- Born: 1976 (age 49–50)
- Education: Massachusetts Institute of Technology Princeton University
- Scientific career
- Workplaces: Vanderbilt University University of Illinois at Urbana–Champaign
- Thesis: Intonational phrasing in language production and comprehension (2002)
- Website: Duane Watson

= Duane Watson =

American neuroscientist

Duane Girard Watson (born 1976) is an American neuroscientist and professor of psychology and human development at Vanderbilt University. He holds the Frank W. Mayborn Chair in Cognitive Science and leads the Vanderbilt University Communication and Language Laboratory.

== Early life and education ==
Watson is from Las Vegas. Watson studied psychology at Princeton University. He originally intended to be a physician, but a class on linguistics made him change course. He graduated in 1998 and moved to Cambridge, Massachusetts. Here he joined the laboratory of Ted Gibson in the Department of Brain and Cognitive Sciences at the Massachusetts Institute of Technology. In 2002 Watson earned his doctoral degree. His research considered intonational phrasing (that is, sections of spoken text with a particular intonation patterns) in language comprehension. Watson was a postdoctoral researcher at the University of Rochester, where he worked with Michael Tanenhaus.

== Research and career ==
He joined the University of Illinois at Urbana–Champaign in 2005, where he established a laboratory that investigates the cognitive processes that underpin language and nonverbal communication. He has studied how gesture and emphasis influence long-term communication. This includes analysing how disfluencies impact listener's interpretation of speakers' intentions. As part of this effort, Watson designed an experiment where participants listened to Lewis Carroll's Alice's Adventures in Wonderland. Half of the listeners heard the true version of the story and the other half heard a version with disfluencies (such as ums and uhs), and they were asked to retell the chapters after hearing them. Watson showed the people who had heard the stories with disfluencies were better at remembering the story. To ensure that the only reason people recalled the story better was because they were given more time to hear it, he compared the difference between disfluencies (the ums and uhs) and similarly timed coughs. He showed that disfluencies did not only provide more time for processing, but also helped people interpret what they were hearing. They often serve to provide structure to a story, occurring at a major plot junction.

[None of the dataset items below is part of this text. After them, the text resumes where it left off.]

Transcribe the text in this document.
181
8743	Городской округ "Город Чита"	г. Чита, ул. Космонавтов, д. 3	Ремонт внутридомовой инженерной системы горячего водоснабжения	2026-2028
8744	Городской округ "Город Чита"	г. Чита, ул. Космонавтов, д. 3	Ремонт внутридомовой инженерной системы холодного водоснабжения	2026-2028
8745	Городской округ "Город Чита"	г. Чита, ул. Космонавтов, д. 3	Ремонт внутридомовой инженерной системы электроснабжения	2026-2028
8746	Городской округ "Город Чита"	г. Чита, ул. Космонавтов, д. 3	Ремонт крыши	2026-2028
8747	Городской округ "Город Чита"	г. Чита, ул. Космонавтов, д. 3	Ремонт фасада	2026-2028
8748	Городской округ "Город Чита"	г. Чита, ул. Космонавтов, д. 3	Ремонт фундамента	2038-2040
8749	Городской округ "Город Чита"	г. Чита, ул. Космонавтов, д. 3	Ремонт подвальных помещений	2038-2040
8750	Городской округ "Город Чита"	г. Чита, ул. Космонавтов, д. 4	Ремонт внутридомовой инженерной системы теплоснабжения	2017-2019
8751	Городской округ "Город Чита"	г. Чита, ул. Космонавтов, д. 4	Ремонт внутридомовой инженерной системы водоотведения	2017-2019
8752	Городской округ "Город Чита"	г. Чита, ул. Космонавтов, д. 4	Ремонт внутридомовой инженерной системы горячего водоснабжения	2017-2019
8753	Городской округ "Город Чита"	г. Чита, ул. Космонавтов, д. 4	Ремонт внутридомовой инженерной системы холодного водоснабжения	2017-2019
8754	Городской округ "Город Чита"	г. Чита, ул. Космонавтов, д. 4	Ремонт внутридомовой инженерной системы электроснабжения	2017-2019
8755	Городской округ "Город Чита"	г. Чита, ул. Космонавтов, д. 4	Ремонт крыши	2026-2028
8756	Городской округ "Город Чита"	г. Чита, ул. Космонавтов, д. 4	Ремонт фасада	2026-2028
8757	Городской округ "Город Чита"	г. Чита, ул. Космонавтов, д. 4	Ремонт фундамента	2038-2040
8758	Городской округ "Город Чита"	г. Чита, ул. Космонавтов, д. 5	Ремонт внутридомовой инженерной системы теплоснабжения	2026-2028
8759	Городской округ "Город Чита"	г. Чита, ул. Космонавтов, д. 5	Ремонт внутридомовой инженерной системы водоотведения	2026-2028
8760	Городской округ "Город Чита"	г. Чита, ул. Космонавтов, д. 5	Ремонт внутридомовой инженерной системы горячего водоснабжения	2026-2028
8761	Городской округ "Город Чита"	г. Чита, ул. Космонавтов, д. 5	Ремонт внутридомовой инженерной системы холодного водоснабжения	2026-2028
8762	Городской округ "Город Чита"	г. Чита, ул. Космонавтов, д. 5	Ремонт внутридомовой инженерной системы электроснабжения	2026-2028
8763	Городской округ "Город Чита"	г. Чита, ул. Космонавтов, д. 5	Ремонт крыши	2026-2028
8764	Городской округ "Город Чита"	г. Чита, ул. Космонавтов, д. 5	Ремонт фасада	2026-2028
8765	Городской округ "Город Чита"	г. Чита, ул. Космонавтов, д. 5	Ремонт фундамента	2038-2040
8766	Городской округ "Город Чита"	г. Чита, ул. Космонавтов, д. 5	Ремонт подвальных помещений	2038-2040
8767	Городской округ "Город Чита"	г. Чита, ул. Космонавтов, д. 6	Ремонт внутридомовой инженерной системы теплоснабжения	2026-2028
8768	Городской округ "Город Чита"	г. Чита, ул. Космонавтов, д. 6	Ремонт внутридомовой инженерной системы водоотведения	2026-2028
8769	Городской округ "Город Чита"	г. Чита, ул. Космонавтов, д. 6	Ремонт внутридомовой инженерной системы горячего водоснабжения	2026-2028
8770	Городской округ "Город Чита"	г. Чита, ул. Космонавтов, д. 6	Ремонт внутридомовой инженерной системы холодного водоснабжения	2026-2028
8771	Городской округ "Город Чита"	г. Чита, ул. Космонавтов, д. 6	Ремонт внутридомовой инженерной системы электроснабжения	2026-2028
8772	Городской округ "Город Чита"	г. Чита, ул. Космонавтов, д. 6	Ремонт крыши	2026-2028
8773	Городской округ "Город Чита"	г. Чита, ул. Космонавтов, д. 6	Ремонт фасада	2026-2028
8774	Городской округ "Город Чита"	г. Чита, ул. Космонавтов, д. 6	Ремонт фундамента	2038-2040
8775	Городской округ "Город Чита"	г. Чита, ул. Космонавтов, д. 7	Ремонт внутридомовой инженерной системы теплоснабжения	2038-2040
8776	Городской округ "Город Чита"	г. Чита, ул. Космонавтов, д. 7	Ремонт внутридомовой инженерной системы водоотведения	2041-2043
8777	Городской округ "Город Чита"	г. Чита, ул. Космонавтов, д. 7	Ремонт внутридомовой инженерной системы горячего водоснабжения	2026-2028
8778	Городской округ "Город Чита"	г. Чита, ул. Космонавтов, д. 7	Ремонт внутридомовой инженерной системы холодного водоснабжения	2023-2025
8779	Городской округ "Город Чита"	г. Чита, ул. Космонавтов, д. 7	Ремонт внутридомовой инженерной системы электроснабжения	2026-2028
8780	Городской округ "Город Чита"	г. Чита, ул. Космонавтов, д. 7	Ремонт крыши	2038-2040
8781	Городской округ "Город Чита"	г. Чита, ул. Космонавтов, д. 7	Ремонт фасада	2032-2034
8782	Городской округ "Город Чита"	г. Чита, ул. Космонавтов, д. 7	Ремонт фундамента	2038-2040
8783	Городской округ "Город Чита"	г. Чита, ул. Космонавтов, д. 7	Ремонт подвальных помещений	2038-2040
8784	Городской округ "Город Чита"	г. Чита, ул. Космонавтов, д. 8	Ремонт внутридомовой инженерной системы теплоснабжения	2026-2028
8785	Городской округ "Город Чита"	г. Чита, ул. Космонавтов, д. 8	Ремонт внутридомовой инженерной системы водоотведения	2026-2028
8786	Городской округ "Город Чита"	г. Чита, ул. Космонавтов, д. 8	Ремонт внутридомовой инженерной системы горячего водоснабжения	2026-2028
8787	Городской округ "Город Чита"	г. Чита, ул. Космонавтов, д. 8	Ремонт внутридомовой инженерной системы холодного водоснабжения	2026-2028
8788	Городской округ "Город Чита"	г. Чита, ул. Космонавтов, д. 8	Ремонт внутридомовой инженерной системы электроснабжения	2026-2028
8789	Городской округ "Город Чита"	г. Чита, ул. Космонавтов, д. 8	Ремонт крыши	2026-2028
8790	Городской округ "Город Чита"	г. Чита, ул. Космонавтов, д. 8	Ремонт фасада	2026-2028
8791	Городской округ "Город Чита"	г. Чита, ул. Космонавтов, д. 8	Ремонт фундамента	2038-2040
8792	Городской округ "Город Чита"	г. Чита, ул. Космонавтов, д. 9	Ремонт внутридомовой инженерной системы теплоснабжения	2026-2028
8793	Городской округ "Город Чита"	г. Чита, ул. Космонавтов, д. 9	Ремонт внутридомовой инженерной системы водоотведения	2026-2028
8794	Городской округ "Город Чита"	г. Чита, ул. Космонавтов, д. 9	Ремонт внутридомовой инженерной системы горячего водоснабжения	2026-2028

In 2016 Watson joined Vanderbilt University, where he leads the Communication and Language Laboratory (CaLL). CaLL investigate prosody, the patterns and rhythm of spoken word, individual differences in language processing and how language is produced.

=== Academic service ===
Watson was appointed chair-elect of the governing board of the Psychonomic Society in 2019. He serves as associate editor of the Journal of Experimental Psychology: Learning, Memory, and Cognition. Watson founded the SPARK society, an organisation that looks to support scientists of colour to become innovators in cognitive science. He was promoted to Frank W. Mayborn Chair in 2020.

== Select publications ==
Watson, Duane G. (2012). "Experimental and Theoretical Advances in Prosody : a Special Issue of Language and Cognitive Processes."

Watson, Duane (2004). "The relationship between intonational phrasing and syntactic structure in language production"

Watson, Duane (2008). "Interpreting Pitch Accents in Online Comprehension: H* vs. L+H*"

== Personal life ==
Watson is married with four children.